Survei: Tingkat Kepuasaan Terhadap Kinerja Menpora Meningkat

Survei: Tingkat Kepuasaan Terhadap Kinerja Menpora Meningkat
Roy Suryo ( Foto: JG Photo )
Yeremia Sukoyo Senin, 21 Oktober 2013 | 15:54 WIB

Jakarta - Direktur Eksekutif Pol Tracking Institute, Hanta Yudha, menilai, walau belum setahun menjabat posisi Menteri Pemuda dan Olahraga, nama Menpora Roy Suryo berhasil melesat di jajaran Kabinet Indonesia Bersatu II.

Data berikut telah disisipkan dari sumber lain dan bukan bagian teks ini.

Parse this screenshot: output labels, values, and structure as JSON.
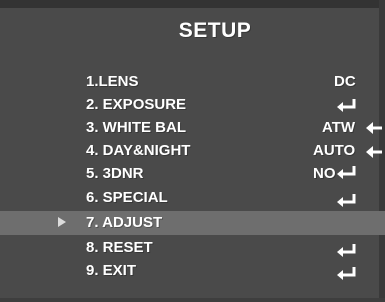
{
  "screen": {
    "title": "SETUP",
    "menu_items": [
      {
        "label": "1.LENS",
        "value": "DC",
        "value_icon": ""
      },
      {
        "label": "2. EXPOSURE",
        "value": "",
        "value_icon": "enter-icon"
      },
      {
        "label": "3. WHITE BAL",
        "value": "ATW",
        "value_icon": "left-arrow-icon"
      },
      {
        "label": "4. DAY&NIGHT",
        "value": "AUTO",
        "value_icon": "left-arrow-icon"
      },
      {
        "label": "5. 3DNR",
        "value": "NO",
        "value_icon": "enter-icon"
      },
      {
        "label": "6. SPECIAL",
        "value": "",
        "value_icon": "enter-icon"
      },
      {
        "label": "7. ADJUST",
        "value": "",
        "value_icon": "",
        "selected": true
      },
      {
        "label": "8. RESET",
        "value": "",
        "value_icon": "enter-icon"
      },
      {
        "label": "9. EXIT",
        "value": "",
        "value_icon": "enter-icon"
      }
    ],
    "colors": {
      "background": "#4a4a4a",
      "highlight": "#6e6e6e",
      "text": "#ffffff"
    }
  }
}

Dalam hasil survei Lembaga Pol Tracking Institute, terkait tingkat kepuasaan masyarakat Indonesia terhadap kinerja Roy, masih lebih tinggi dibanding menteri lainnya.

"Berdasarkan tingkat kepuasan publik, Roy relatif tinggi dibanding menteri lainnya, meskipun persentasenya kecil sekitar 21,63 persen," kata Hanta, Senin (21/10).

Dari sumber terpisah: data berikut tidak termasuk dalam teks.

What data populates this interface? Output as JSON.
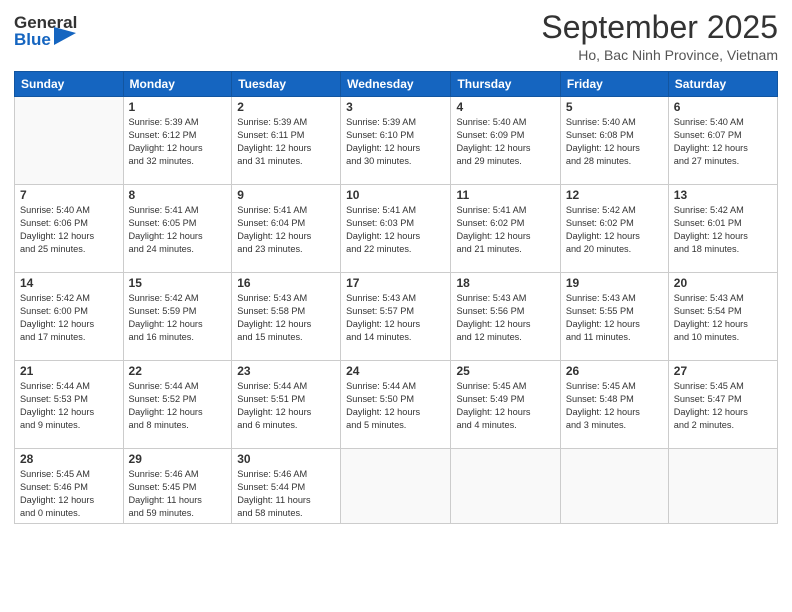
{
  "header": {
    "logo_text_general": "General",
    "logo_text_blue": "Blue",
    "month_title": "September 2025",
    "location": "Ho, Bac Ninh Province, Vietnam"
  },
  "weekdays": [
    "Sunday",
    "Monday",
    "Tuesday",
    "Wednesday",
    "Thursday",
    "Friday",
    "Saturday"
  ],
  "weeks": [
    [
      {
        "day": "",
        "info": ""
      },
      {
        "day": "1",
        "info": "Sunrise: 5:39 AM\nSunset: 6:12 PM\nDaylight: 12 hours\nand 32 minutes."
      },
      {
        "day": "2",
        "info": "Sunrise: 5:39 AM\nSunset: 6:11 PM\nDaylight: 12 hours\nand 31 minutes."
      },
      {
        "day": "3",
        "info": "Sunrise: 5:39 AM\nSunset: 6:10 PM\nDaylight: 12 hours\nand 30 minutes."
      },
      {
        "day": "4",
        "info": "Sunrise: 5:40 AM\nSunset: 6:09 PM\nDaylight: 12 hours\nand 29 minutes."
      },
      {
        "day": "5",
        "info": "Sunrise: 5:40 AM\nSunset: 6:08 PM\nDaylight: 12 hours\nand 28 minutes."
      },
      {
        "day": "6",
        "info": "Sunrise: 5:40 AM\nSunset: 6:07 PM\nDaylight: 12 hours\nand 27 minutes."
      }
    ],
    [
      {
        "day": "7",
        "info": "Sunrise: 5:40 AM\nSunset: 6:06 PM\nDaylight: 12 hours\nand 25 minutes."
      },
      {
        "day": "8",
        "info": "Sunrise: 5:41 AM\nSunset: 6:05 PM\nDaylight: 12 hours\nand 24 minutes."
      },
      {
        "day": "9",
        "info": "Sunrise: 5:41 AM\nSunset: 6:04 PM\nDaylight: 12 hours\nand 23 minutes."
      },
      {
        "day": "10",
        "info": "Sunrise: 5:41 AM\nSunset: 6:03 PM\nDaylight: 12 hours\nand 22 minutes."
      },
      {
        "day": "11",
        "info": "Sunrise: 5:41 AM\nSunset: 6:02 PM\nDaylight: 12 hours\nand 21 minutes."
      },
      {
        "day": "12",
        "info": "Sunrise: 5:42 AM\nSunset: 6:02 PM\nDaylight: 12 hours\nand 20 minutes."
      },
      {
        "day": "13",
        "info": "Sunrise: 5:42 AM\nSunset: 6:01 PM\nDaylight: 12 hours\nand 18 minutes."
      }
    ],
    [
      {
        "day": "14",
        "info": "Sunrise: 5:42 AM\nSunset: 6:00 PM\nDaylight: 12 hours\nand 17 minutes."
      },
      {
        "day": "15",
        "info": "Sunrise: 5:42 AM\nSunset: 5:59 PM\nDaylight: 12 hours\nand 16 minutes."
      },
      {
        "day": "16",
        "info": "Sunrise: 5:43 AM\nSunset: 5:58 PM\nDaylight: 12 hours\nand 15 minutes."
      },
      {
        "day": "17",
        "info": "Sunrise: 5:43 AM\nSunset: 5:57 PM\nDaylight: 12 hours\nand 14 minutes."
      },
      {
        "day": "18",
        "info": "Sunrise: 5:43 AM\nSunset: 5:56 PM\nDaylight: 12 hours\nand 12 minutes."
      },
      {
        "day": "19",
        "info": "Sunrise: 5:43 AM\nSunset: 5:55 PM\nDaylight: 12 hours\nand 11 minutes."
      },
      {
        "day": "20",
        "info": "Sunrise: 5:43 AM\nSunset: 5:54 PM\nDaylight: 12 hours\nand 10 minutes."
      }
    ],
    [
      {
        "day": "21",
        "info": "Sunrise: 5:44 AM\nSunset: 5:53 PM\nDaylight: 12 hours\nand 9 minutes."
      },
      {
        "day": "22",
        "info": "Sunrise: 5:44 AM\nSunset: 5:52 PM\nDaylight: 12 hours\nand 8 minutes."
      },
      {
        "day": "23",
        "info": "Sunrise: 5:44 AM\nSunset: 5:51 PM\nDaylight: 12 hours\nand 6 minutes."
      },
      {
        "day": "24",
        "info": "Sunrise: 5:44 AM\nSunset: 5:50 PM\nDaylight: 12 hours\nand 5 minutes."
      },
      {
        "day": "25",
        "info": "Sunrise: 5:45 AM\nSunset: 5:49 PM\nDaylight: 12 hours\nand 4 minutes."
      },
      {
        "day": "26",
        "info": "Sunrise: 5:45 AM\nSunset: 5:48 PM\nDaylight: 12 hours\nand 3 minutes."
      },
      {
        "day": "27",
        "info": "Sunrise: 5:45 AM\nSunset: 5:47 PM\nDaylight: 12 hours\nand 2 minutes."
      }
    ],
    [
      {
        "day": "28",
        "info": "Sunrise: 5:45 AM\nSunset: 5:46 PM\nDaylight: 12 hours\nand 0 minutes."
      },
      {
        "day": "29",
        "info": "Sunrise: 5:46 AM\nSunset: 5:45 PM\nDaylight: 11 hours\nand 59 minutes."
      },
      {
        "day": "30",
        "info": "Sunrise: 5:46 AM\nSunset: 5:44 PM\nDaylight: 11 hours\nand 58 minutes."
      },
      {
        "day": "",
        "info": ""
      },
      {
        "day": "",
        "info": ""
      },
      {
        "day": "",
        "info": ""
      },
      {
        "day": "",
        "info": ""
      }
    ]
  ]
}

Meski demikian, menurutnya, tingkat ketidakpuasan terhadap Menpora juga lebih tinggi, yakni sekitar 30 persen. Sedangkan sekitar 40 persen diantaranya banyak yang menjawab tidak tahu.

Survei Pol Tracking Institute dilakukan mulai 13 sampai 23 September 2013 secara serempak di 33 provinsi di Indonesia dengan jumlah sampel sebanyak 2.010 responden.

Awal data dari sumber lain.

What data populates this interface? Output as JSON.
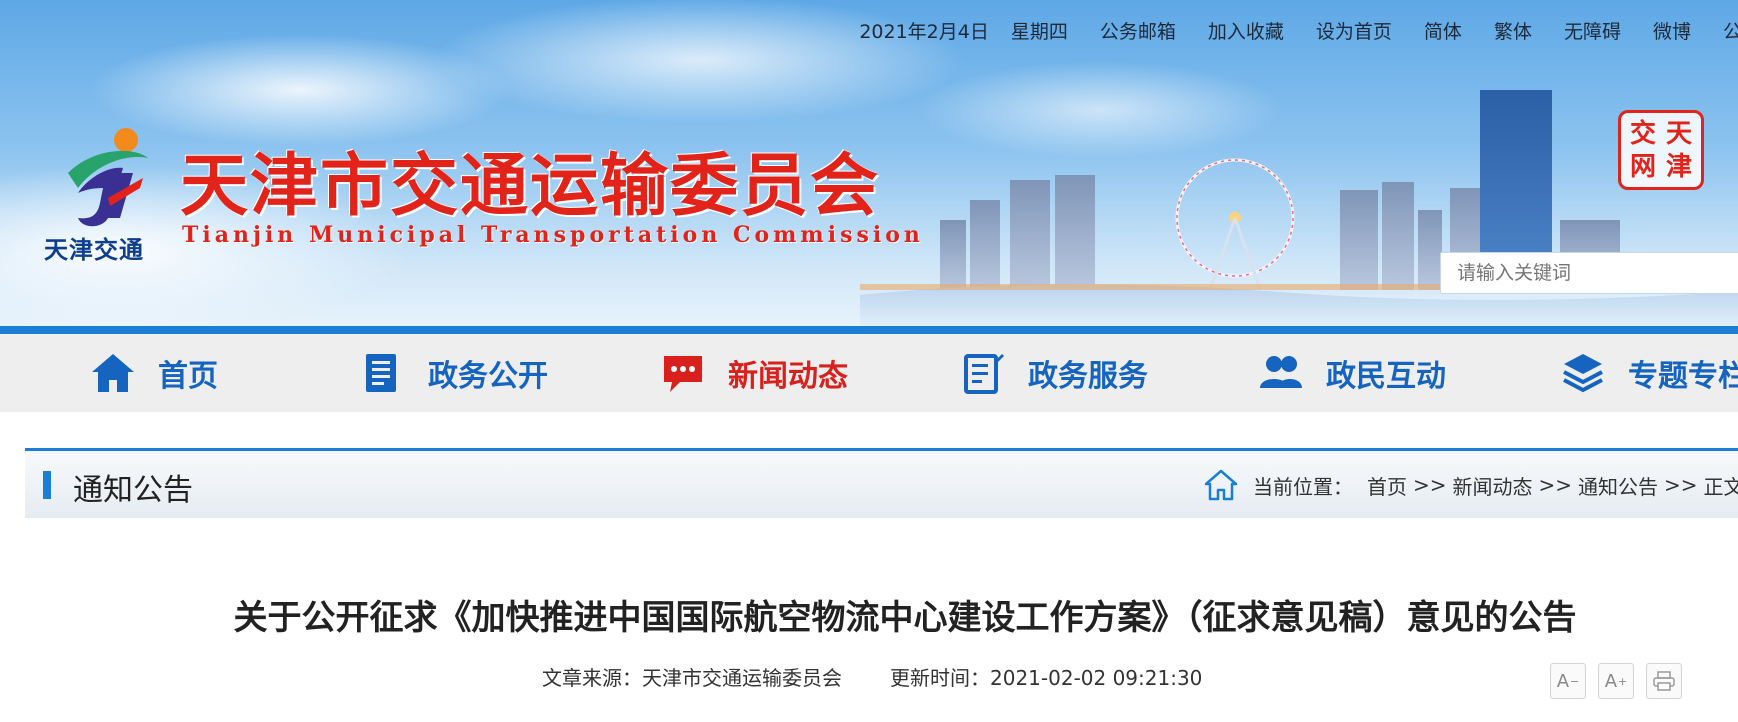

Dalam survei tersebut, margin of error diperkirakan sekitar 2,19 persen. Penarikan sampel survei menggunakan metode multi stage random sampling dan pengambilan data melalui wawancara tatap muka dengan kuisioner.

Pengamat politik dari Point Indonesia, Karel Susetyo, menambahkan, apresiasi publik terhadap kinerja Menpora di bawah komando Roy Suryo terasa lebih tinggi daripada sebelumnya. Hal tersebut disebabkan karena beberapa prestasi dunia olahraga mengalami sedikit kebangkitan, seperti cabang sepak bola, bulutangkis dan karate.

"Di tangan Menpora, konflik PSSI juga dapat diakhiri. Jadi, wajar kalau tingkat kepuasan publik terhadap kinerja Menpora cukup baik," kata Karel.

Sayangnya, keberhasilan tersebut tidak diikuti dengan prestasi pembinaan pemuda. Masalah terkait kepemudaan banyak yang terbengkalai. Yang paling mengkhawatirkan adalah konflik internal Komite Nasional Pemuda Indonesia (KNPI).

"Sampai sekarang konflik tersebut masih jadi pekerjaan rumah bagi Kemenpora," tegas Karel.

Belum lagi, masalah-masalah sosial yang terkait dengan kepemudaan semacam tawuran pelajar, geng motor, dan wabah narkoba. Menurut Karel, Kemenpora harus bekerja sama dengan kementerian lainnya.